This article was originally published for Reading The Markets subscribers on July 30, 2022
The S&P 500 (SP500) rallied dramatically in recent days. Some people have attributed this to the Fed’s “dovish” pivot, which in reality does not exist. But what does exist is the liquidity that has moved into the market in recent days as margin conditions have softened and uses of the overnight repo facility have stagnated.
Last week, reserve balances at the Federal Reserve’s depository institutions rose slightly to $3.276 trillion from $3.235 trillion, not a significant overall change. But for July, reserve balances rose from a low reading of $3.116 trillion in June. The increase for the week and month provided liquidity, helping to propel stocks higher after a sizable decline in June.
The ratio of S&P 500 market cap to reserve balances expanded in July from a June 14 low of 9.94 to 10.75, pushing the market cap ratio to reserve balances at the upper end of the historical range since July 2020.
Typically, when the ratio is around 10.75, it has marked a market high, such as February 2, 2022, March 29, April 20, May 27, and June 27 . It doesn’t mean the index has to see a new low. Still, it has marked near-term highs and, depending on the overall movement in reserve balances, may mark a turning point like the one seen during most of these peaks in 2022 because reserve balances, in generally, they have been going down.

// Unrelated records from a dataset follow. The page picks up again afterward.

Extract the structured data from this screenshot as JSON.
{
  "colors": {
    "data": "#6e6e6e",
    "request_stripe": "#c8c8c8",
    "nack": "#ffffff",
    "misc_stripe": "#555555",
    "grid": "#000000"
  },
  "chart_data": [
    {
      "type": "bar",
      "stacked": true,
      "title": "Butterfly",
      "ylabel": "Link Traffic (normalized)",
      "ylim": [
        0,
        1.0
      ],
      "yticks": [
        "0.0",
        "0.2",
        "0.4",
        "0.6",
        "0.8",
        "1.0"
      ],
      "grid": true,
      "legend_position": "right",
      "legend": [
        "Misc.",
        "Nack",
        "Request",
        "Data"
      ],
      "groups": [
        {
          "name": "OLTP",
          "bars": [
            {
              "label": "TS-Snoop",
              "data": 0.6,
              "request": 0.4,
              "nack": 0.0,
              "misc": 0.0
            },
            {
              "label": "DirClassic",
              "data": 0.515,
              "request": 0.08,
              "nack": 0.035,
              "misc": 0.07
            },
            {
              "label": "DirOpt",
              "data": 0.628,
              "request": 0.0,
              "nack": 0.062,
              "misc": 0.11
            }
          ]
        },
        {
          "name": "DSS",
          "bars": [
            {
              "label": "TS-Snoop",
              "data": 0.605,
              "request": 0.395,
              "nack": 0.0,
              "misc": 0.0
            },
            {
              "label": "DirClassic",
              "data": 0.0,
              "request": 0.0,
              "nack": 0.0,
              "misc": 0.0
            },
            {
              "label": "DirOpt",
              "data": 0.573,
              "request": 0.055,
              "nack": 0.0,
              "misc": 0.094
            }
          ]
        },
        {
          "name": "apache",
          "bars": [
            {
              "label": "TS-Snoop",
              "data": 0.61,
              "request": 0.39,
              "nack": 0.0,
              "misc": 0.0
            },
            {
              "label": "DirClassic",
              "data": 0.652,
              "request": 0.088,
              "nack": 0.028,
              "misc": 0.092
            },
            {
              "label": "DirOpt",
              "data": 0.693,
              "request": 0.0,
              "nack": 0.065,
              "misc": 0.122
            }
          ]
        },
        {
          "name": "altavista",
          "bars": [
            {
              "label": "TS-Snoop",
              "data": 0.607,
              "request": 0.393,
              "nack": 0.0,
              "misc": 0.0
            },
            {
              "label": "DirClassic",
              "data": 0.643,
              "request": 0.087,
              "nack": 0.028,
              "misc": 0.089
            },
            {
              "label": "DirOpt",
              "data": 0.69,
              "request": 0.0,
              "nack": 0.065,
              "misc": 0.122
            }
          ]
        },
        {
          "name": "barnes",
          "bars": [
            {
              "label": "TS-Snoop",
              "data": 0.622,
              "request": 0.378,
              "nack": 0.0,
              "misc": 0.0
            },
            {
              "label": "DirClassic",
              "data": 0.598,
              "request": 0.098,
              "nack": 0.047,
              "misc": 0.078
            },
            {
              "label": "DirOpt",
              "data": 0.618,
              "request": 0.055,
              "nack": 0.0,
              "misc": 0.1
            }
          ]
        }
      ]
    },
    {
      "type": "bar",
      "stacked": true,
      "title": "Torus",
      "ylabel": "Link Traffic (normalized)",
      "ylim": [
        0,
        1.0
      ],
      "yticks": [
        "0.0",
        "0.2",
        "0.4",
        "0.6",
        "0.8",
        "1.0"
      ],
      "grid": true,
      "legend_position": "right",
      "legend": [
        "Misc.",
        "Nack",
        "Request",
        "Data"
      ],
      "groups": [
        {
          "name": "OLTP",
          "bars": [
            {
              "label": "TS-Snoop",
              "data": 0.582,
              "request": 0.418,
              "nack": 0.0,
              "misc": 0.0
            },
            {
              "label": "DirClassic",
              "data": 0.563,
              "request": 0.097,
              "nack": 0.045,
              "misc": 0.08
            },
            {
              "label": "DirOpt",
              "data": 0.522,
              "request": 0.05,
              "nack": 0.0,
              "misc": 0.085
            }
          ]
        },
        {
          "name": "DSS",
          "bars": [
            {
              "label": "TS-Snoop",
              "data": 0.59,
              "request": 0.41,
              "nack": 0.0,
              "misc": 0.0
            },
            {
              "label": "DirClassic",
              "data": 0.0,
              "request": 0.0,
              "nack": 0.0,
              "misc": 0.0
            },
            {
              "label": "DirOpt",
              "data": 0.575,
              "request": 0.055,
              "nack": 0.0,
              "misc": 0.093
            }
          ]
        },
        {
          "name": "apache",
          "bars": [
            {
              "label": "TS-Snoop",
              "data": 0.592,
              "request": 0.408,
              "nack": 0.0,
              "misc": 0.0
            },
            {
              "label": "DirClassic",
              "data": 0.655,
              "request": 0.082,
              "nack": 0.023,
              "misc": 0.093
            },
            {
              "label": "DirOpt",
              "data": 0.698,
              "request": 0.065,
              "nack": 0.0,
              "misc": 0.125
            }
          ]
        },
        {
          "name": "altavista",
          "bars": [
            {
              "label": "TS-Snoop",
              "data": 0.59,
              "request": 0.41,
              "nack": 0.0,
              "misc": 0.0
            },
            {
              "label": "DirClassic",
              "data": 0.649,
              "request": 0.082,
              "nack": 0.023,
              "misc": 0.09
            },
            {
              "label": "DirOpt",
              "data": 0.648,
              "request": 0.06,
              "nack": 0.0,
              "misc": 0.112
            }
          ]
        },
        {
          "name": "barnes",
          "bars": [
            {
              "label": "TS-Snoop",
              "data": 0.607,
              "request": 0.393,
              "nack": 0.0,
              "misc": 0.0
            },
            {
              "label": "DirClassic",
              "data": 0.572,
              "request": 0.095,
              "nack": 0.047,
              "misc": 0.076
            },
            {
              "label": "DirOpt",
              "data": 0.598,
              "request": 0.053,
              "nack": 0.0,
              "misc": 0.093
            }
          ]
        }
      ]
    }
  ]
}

Additionally, the Chicago Fed’s weekly NFCI financial conditions index reveals that margin conditions have eased significantly in recent weeks. The NFCI margin index measures how easy or tight conditions are to access margin, with a reading above 0 indicating conditions that are tighter than average and a reading below 0 indicating conditions that are looser than average . Thus, as the level rises, it suggests a tightening of margin conditions and as it falls, a tightening of margin conditions.
Access to additional leverage is likely why we saw a lot of movement in the market in recent weeks, despite a relatively small increase in reserve balances since late June. Changes in reserve balances appear to have both a positive and a negative effect on margin and leverage conditions. Falling reserve balances lead to tightening leverage conditions, while rising reserve balances lead to easier leverage conditions.

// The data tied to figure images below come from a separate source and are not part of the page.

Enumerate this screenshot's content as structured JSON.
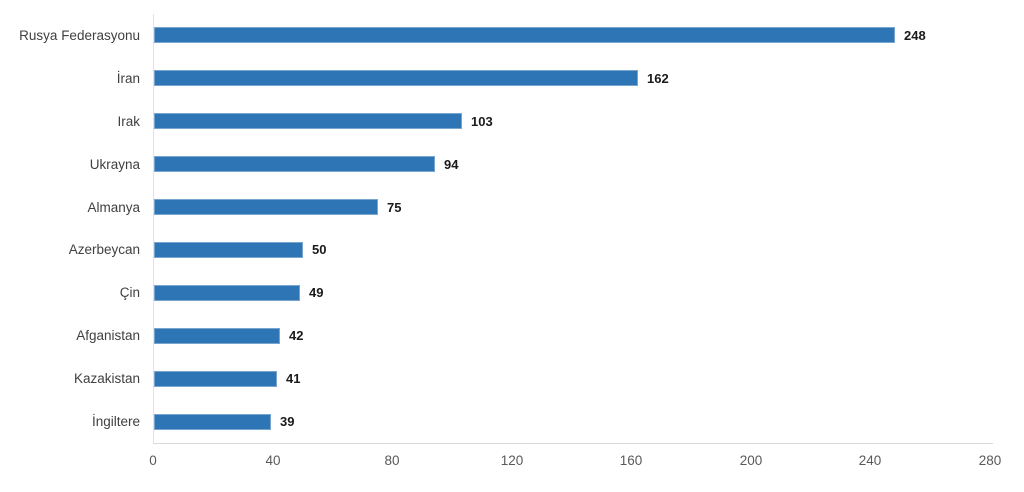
{
  "chart_data": {
    "type": "bar",
    "orientation": "horizontal",
    "title": "",
    "xlabel": "",
    "ylabel": "",
    "categories": [
      "Rusya Federasyonu",
      "İran",
      "Irak",
      "Ukrayna",
      "Almanya",
      "Azerbeycan",
      "Çin",
      "Afganistan",
      "Kazakistan",
      "İngiltere"
    ],
    "values": [
      248,
      162,
      103,
      94,
      75,
      50,
      49,
      42,
      41,
      39
    ],
    "x_ticks": [
      "0",
      "40",
      "80",
      "120",
      "160",
      "200",
      "240",
      "280"
    ],
    "x_tick_values": [
      0,
      40,
      80,
      120,
      160,
      200,
      240,
      280
    ],
    "xlim": [
      0,
      280
    ],
    "grid": false,
    "data_labels": true,
    "legend": false,
    "colors": {
      "bar_fill": "#2e75b6",
      "axis_line": "#d9d9d9",
      "category_label": "#404040",
      "value_label": "#1a1a1a",
      "tick_label": "#595959",
      "background": "#ffffff"
    }
  }
}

When this is explored more closely, changes in leverage conditions appear to be directly related to the Fed’s use of reserve repo activity. Reserve pension totals have a direct impact on reserve balances, with higher pension totals reducing reserve balances and lower bread totals increasing reserve balances.
Reverse repo activity has been steadily increasing since it was introduced in March 2021, and leverage conditions have steadily tightened over that time. When the use of reverse recovery is actively increasing, the margin conditions tighten while they tighten when the use of reverse recovery falls. It also appears that when repo usage is stable, leverage conditions also widen. Reserve repo activity was flat for most of July, likely leading to an easing of margin conditions.

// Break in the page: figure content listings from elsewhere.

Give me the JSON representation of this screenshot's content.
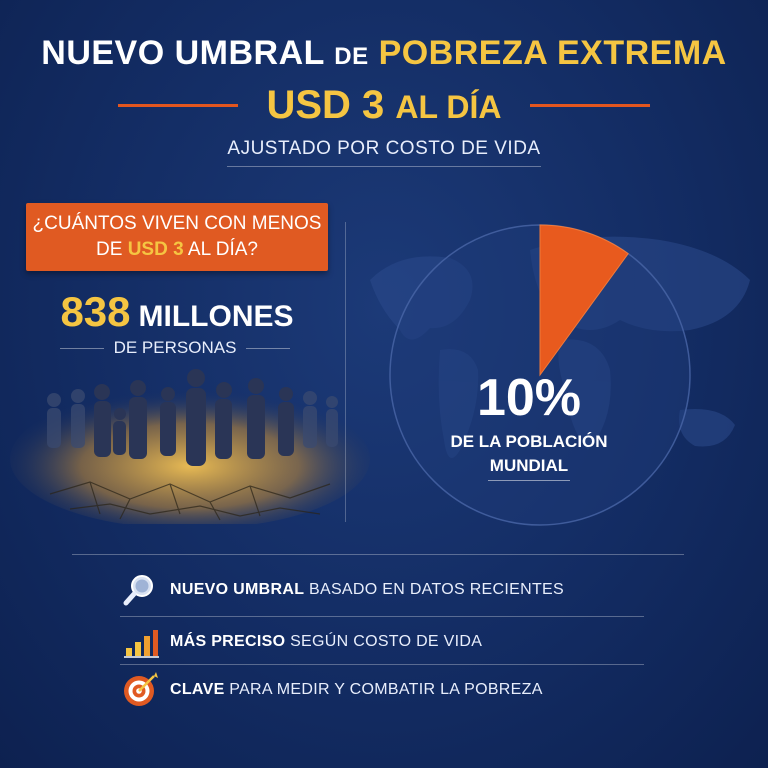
{
  "header": {
    "title_part1": "NUEVO UMBRAL",
    "title_part2": "DE",
    "title_part3": "POBREZA EXTREMA",
    "amount": "USD 3",
    "amount_suffix": "AL DÍA",
    "subtitle": "AJUSTADO POR COSTO DE VIDA"
  },
  "left": {
    "question_line1": "¿CUÁNTOS VIVEN CON MENOS",
    "question_line2_pre": "DE",
    "question_line2_highlight": "USD 3",
    "question_line2_post": "AL DÍA?",
    "count_number": "838",
    "count_unit": "MILLONES",
    "count_label": "DE PERSONAS"
  },
  "right": {
    "percent": "10%",
    "pop_line1": "DE LA POBLACIÓN",
    "pop_line2": "MUNDIAL",
    "pie_fraction": 0.1
  },
  "features": [
    {
      "icon": "magnifier-icon",
      "bold": "NUEVO UMBRAL",
      "rest": "BASADO EN DATOS RECIENTES"
    },
    {
      "icon": "bar-chart-icon",
      "bold": "MÁS PRECISO",
      "rest": "SEGÚN COSTO DE VIDA"
    },
    {
      "icon": "target-icon",
      "bold": "CLAVE",
      "rest": "PARA MEDIR Y COMBATIR LA POBREZA"
    }
  ],
  "colors": {
    "accent_yellow": "#f5c542",
    "accent_orange": "#e05a22",
    "background": "#132c63"
  }
}
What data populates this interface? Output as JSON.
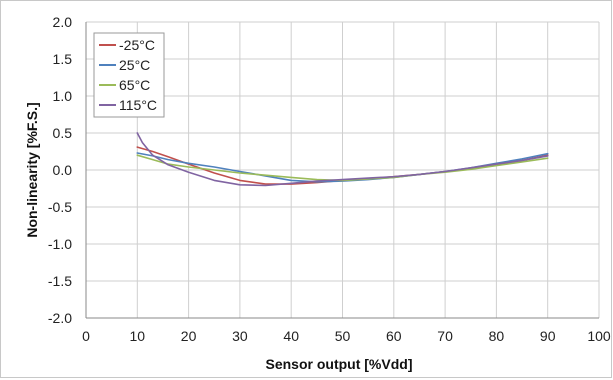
{
  "chart_data": {
    "type": "line",
    "title": "",
    "xlabel": "Sensor output [%Vdd]",
    "ylabel": "Non-linearity [%F.S.]",
    "xlim": [
      0,
      100
    ],
    "ylim": [
      -2.0,
      2.0
    ],
    "x_ticks": [
      0,
      10,
      20,
      30,
      40,
      50,
      60,
      70,
      80,
      90,
      100
    ],
    "y_ticks": [
      2.0,
      1.5,
      1.0,
      0.5,
      0.0,
      -0.5,
      -1.0,
      -1.5,
      -2.0
    ],
    "x_tick_labels": [
      "0",
      "10",
      "20",
      "30",
      "40",
      "50",
      "60",
      "70",
      "80",
      "90",
      "100"
    ],
    "y_tick_labels": [
      "2.0",
      "1.5",
      "1.0",
      "0.5",
      "0.0",
      "-0.5",
      "-1.0",
      "-1.5",
      "-2.0"
    ],
    "grid": true,
    "legend_position": "top-left",
    "series": [
      {
        "name": "-25°C",
        "color": "#c0504d",
        "x": [
          10,
          13,
          16,
          20,
          25,
          30,
          35,
          40,
          45,
          50,
          55,
          60,
          65,
          70,
          75,
          80,
          85,
          90
        ],
        "y": [
          0.31,
          0.25,
          0.18,
          0.08,
          -0.04,
          -0.14,
          -0.19,
          -0.19,
          -0.17,
          -0.14,
          -0.12,
          -0.09,
          -0.06,
          -0.02,
          0.02,
          0.07,
          0.13,
          0.2
        ]
      },
      {
        "name": "25°C",
        "color": "#4f81bd",
        "x": [
          10,
          13,
          16,
          20,
          25,
          30,
          35,
          40,
          45,
          50,
          55,
          60,
          65,
          70,
          75,
          80,
          85,
          90
        ],
        "y": [
          0.23,
          0.19,
          0.14,
          0.09,
          0.04,
          -0.02,
          -0.08,
          -0.14,
          -0.16,
          -0.15,
          -0.13,
          -0.1,
          -0.06,
          -0.02,
          0.03,
          0.09,
          0.15,
          0.22
        ]
      },
      {
        "name": "65°C",
        "color": "#9bbb59",
        "x": [
          10,
          13,
          16,
          20,
          25,
          30,
          35,
          40,
          45,
          50,
          55,
          60,
          65,
          70,
          75,
          80,
          85,
          90
        ],
        "y": [
          0.2,
          0.14,
          0.08,
          0.04,
          0.0,
          -0.04,
          -0.07,
          -0.1,
          -0.13,
          -0.14,
          -0.12,
          -0.1,
          -0.06,
          -0.03,
          0.01,
          0.06,
          0.11,
          0.16
        ]
      },
      {
        "name": "115°C",
        "color": "#8064a2",
        "x": [
          10,
          11,
          13,
          16,
          20,
          25,
          30,
          35,
          40,
          45,
          50,
          55,
          60,
          65,
          70,
          75,
          80,
          85,
          90
        ],
        "y": [
          0.5,
          0.37,
          0.2,
          0.07,
          -0.03,
          -0.14,
          -0.2,
          -0.21,
          -0.18,
          -0.15,
          -0.13,
          -0.11,
          -0.09,
          -0.06,
          -0.02,
          0.03,
          0.08,
          0.13,
          0.19
        ]
      }
    ]
  }
}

But that may soon change because reverse repo activity appears to increase when the Fed changes interest rates. There was an increase in repo activity after the Fed’s rate change last week, but that was also at the end of the month and tends to increase activity at the end of the month. This use of the repo installation will need to be monitored. If it rises this week beyond $2.3 trillion, that would likely result in a tightening of leverage conditions and work to reduce reserve balances, which is bad for stocks, and would indicate that there is likely there should be a decline in the coming weeks.
Based on this information, FINRA margin debit balances should have increased by July. Reserve balances and FINRA margin debit balances have been tracked very closely for several years.
If the Fed’s higher interest rates serve to draw more money from money market accounts into the overnight reverse repo facility, it seems likely that access to margin will begin to tighten and bank balances reserves start to fall, which is negative for asset prices. Remember that most of the money invested in reverse repos comes from money market accounts. If that money is used to get the higher, risk-free rates of the overnight repo facility, it will not go to the stock market, or any other market.